SEC fines Morgan Stanley for part in trader scheme
The Securities and Exchange Commission has fined Morgan Stanley & Co. LLC $4 million for its role in a trader scheme that brought down a Connecticut-based brokerage firm.
The SEC found that the New York City-based financial services corporation violated market access rules by failing to have risk management controls in place that would have kept sales trader David Miller from entering online orders for Apple stock that exceeded his employers’ daily trading limits.
The SEC charged Miller, a former employee of Rochdale Securities LLC, with fraud in April and sentenced him to 30 months in prison for purchasing 1.625 million unauthorized shares of Apple stock work $1 billion, according to a news release.
Miller was hoping to split the profits with the customer that had originally authorized the purchase of 1,625 shares of Apple.
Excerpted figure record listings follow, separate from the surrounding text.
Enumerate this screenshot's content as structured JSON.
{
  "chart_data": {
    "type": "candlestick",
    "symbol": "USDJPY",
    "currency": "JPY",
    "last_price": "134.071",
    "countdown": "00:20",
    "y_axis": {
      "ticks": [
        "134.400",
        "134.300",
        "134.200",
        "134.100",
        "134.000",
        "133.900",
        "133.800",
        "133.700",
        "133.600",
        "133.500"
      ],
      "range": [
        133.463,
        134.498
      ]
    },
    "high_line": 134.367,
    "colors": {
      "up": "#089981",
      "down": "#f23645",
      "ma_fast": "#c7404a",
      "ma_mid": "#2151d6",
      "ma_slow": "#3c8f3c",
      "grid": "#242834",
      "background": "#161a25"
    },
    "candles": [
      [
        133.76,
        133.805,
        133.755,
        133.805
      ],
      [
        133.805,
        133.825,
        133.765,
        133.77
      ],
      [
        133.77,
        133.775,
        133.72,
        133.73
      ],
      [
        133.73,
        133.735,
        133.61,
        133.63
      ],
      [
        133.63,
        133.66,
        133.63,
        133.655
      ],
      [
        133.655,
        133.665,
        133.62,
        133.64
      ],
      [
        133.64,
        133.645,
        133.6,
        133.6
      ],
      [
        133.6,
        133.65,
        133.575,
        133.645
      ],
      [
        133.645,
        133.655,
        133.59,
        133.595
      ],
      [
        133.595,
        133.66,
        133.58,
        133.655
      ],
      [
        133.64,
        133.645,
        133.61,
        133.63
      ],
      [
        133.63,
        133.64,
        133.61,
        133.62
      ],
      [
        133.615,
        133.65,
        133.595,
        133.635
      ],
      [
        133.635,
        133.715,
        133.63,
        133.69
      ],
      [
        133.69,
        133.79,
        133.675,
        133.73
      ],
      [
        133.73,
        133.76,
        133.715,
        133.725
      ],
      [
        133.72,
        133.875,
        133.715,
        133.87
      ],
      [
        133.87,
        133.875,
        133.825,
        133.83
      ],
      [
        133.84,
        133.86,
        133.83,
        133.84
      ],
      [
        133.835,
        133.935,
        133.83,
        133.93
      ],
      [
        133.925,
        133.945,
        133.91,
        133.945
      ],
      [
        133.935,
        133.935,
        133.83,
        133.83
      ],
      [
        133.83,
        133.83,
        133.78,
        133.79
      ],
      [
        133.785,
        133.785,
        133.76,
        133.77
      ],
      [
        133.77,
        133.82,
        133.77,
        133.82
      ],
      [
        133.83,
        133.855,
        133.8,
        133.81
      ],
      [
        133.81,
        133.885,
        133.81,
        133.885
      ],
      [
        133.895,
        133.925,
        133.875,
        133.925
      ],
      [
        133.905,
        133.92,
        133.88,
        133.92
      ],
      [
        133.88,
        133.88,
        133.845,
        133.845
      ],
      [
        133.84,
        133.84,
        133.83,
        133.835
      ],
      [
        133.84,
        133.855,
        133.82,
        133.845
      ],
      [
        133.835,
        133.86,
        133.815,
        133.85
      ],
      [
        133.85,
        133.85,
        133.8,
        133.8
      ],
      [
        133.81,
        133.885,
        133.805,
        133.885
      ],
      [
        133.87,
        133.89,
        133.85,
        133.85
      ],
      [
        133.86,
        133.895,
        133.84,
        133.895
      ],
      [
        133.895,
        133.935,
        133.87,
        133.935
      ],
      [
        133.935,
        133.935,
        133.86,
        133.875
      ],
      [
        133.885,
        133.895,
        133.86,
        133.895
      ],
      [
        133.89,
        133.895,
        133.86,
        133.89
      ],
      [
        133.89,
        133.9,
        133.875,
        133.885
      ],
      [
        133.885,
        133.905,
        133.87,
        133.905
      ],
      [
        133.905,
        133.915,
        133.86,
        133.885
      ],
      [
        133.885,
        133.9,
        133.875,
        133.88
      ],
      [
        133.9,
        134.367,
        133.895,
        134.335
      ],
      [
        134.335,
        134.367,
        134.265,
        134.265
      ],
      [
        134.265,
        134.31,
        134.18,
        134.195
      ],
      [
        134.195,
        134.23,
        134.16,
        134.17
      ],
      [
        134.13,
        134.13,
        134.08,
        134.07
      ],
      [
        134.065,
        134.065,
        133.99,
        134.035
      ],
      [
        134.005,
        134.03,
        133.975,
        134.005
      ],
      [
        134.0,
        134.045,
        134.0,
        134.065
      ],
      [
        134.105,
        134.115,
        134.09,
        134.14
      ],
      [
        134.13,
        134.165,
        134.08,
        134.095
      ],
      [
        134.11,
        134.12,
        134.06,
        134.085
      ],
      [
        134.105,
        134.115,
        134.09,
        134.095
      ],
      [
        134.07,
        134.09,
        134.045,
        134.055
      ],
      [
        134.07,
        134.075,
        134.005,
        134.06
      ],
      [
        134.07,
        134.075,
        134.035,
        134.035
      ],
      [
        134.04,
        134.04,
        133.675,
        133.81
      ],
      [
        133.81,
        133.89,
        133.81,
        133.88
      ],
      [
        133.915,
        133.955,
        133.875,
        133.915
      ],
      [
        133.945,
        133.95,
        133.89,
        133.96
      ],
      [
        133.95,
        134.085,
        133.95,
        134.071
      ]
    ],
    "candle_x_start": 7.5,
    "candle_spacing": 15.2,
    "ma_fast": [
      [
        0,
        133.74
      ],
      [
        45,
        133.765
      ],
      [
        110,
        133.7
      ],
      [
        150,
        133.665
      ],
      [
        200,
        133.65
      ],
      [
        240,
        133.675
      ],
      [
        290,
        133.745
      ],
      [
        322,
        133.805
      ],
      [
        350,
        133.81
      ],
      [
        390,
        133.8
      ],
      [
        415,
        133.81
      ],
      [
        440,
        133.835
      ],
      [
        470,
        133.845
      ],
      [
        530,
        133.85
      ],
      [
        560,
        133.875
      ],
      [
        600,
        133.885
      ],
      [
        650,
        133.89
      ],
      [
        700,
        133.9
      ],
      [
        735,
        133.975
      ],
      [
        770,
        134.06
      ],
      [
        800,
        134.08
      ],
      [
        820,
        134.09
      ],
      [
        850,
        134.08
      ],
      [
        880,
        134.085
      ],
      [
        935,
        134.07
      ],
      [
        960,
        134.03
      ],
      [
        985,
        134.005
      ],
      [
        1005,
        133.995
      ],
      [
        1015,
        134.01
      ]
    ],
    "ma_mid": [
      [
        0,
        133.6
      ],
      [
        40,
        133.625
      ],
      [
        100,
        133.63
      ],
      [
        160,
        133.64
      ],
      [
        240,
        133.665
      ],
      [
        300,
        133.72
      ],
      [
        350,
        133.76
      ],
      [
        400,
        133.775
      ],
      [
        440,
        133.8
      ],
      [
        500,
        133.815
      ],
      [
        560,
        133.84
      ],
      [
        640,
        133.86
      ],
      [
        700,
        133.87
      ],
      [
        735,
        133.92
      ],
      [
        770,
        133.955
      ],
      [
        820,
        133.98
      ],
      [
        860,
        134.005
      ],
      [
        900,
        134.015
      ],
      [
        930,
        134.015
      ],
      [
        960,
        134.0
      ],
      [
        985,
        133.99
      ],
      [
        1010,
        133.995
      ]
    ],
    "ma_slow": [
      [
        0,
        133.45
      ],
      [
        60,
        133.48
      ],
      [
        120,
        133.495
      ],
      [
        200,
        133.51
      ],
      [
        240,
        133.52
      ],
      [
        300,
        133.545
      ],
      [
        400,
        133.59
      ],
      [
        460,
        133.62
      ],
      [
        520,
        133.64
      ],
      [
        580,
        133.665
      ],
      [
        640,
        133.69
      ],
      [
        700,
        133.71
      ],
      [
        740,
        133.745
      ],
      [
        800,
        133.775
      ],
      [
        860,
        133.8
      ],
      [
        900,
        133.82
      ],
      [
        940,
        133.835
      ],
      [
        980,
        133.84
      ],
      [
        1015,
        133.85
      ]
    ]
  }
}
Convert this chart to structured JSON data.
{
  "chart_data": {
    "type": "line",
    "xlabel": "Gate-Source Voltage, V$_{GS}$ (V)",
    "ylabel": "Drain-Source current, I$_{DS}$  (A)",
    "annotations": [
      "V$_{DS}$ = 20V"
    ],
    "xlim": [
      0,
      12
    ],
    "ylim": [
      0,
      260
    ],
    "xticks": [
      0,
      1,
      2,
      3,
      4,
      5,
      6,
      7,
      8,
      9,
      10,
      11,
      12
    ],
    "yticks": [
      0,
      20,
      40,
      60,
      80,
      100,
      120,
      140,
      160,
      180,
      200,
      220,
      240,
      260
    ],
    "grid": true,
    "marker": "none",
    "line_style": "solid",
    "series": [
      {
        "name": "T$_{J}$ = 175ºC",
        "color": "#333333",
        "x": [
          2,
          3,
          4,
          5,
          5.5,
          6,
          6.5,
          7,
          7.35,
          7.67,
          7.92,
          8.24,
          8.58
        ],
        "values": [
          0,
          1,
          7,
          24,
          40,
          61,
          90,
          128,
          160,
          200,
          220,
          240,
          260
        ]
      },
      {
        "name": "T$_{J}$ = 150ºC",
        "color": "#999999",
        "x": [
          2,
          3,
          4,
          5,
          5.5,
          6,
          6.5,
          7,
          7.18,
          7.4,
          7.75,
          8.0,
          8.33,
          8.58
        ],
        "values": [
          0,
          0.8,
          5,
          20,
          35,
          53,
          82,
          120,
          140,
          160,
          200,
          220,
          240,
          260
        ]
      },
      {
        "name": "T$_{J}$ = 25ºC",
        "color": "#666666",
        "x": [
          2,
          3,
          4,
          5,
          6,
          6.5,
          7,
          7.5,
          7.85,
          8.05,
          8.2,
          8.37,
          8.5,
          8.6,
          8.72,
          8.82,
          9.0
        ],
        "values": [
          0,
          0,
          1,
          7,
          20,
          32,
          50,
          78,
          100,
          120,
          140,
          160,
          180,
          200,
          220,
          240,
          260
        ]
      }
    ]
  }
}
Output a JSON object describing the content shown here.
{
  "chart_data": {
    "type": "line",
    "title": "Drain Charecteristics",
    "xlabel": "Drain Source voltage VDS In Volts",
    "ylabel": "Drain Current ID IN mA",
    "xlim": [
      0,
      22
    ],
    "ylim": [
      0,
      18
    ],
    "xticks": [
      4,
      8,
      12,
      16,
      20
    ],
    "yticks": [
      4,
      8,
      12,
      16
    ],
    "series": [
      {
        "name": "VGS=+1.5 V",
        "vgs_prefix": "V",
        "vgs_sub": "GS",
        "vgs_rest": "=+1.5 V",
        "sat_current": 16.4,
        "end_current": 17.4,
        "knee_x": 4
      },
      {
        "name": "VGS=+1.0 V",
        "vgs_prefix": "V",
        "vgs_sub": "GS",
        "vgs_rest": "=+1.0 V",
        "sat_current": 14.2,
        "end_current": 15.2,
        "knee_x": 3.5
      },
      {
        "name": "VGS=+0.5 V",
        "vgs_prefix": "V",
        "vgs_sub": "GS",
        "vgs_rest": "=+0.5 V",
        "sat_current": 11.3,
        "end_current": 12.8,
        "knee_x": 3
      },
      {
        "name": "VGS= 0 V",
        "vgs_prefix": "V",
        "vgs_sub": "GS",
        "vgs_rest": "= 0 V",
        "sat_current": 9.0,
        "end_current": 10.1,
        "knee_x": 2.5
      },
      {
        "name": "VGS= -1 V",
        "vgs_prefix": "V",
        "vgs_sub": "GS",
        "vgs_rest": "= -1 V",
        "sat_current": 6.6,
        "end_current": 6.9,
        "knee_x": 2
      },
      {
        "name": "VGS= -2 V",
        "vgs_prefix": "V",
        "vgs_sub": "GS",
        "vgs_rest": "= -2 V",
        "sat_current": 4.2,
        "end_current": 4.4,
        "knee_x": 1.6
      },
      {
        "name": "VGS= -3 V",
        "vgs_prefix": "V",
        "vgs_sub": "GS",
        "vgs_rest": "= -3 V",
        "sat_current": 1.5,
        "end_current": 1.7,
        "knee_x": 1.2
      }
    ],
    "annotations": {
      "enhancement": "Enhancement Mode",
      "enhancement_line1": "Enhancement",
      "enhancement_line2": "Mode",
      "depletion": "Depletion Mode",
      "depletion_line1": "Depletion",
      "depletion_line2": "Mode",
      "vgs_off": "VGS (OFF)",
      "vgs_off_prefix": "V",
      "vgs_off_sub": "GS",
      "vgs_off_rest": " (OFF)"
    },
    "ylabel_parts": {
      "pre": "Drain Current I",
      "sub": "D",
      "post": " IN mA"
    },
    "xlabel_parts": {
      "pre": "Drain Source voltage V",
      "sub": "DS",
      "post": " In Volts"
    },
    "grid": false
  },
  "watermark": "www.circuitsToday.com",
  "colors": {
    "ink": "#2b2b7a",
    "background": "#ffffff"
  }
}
If the stocks dropped, the SEC said Miller planned to claim he made an error when placing the order.
But the SEC found that Morgan Stanley’s electronic trading desk increased Rochdale’s $200 million daily trading limit to $500 million and later to $750 million to allow the order to go through but never checked with the company to make sure the increases were warranted.
“Broker-dealers become important gatekeepers when they provide customers direct access to our securities markets, and in this case Morgan Stanley did not live up to that responsibility,” the SEC’s Director of Enforcement Andrew Ceresney said in a news release Wednesday.
“Morgan Stanley failed to have reasonable controls in place to mitigate the risks associated with granting market access to a customer.”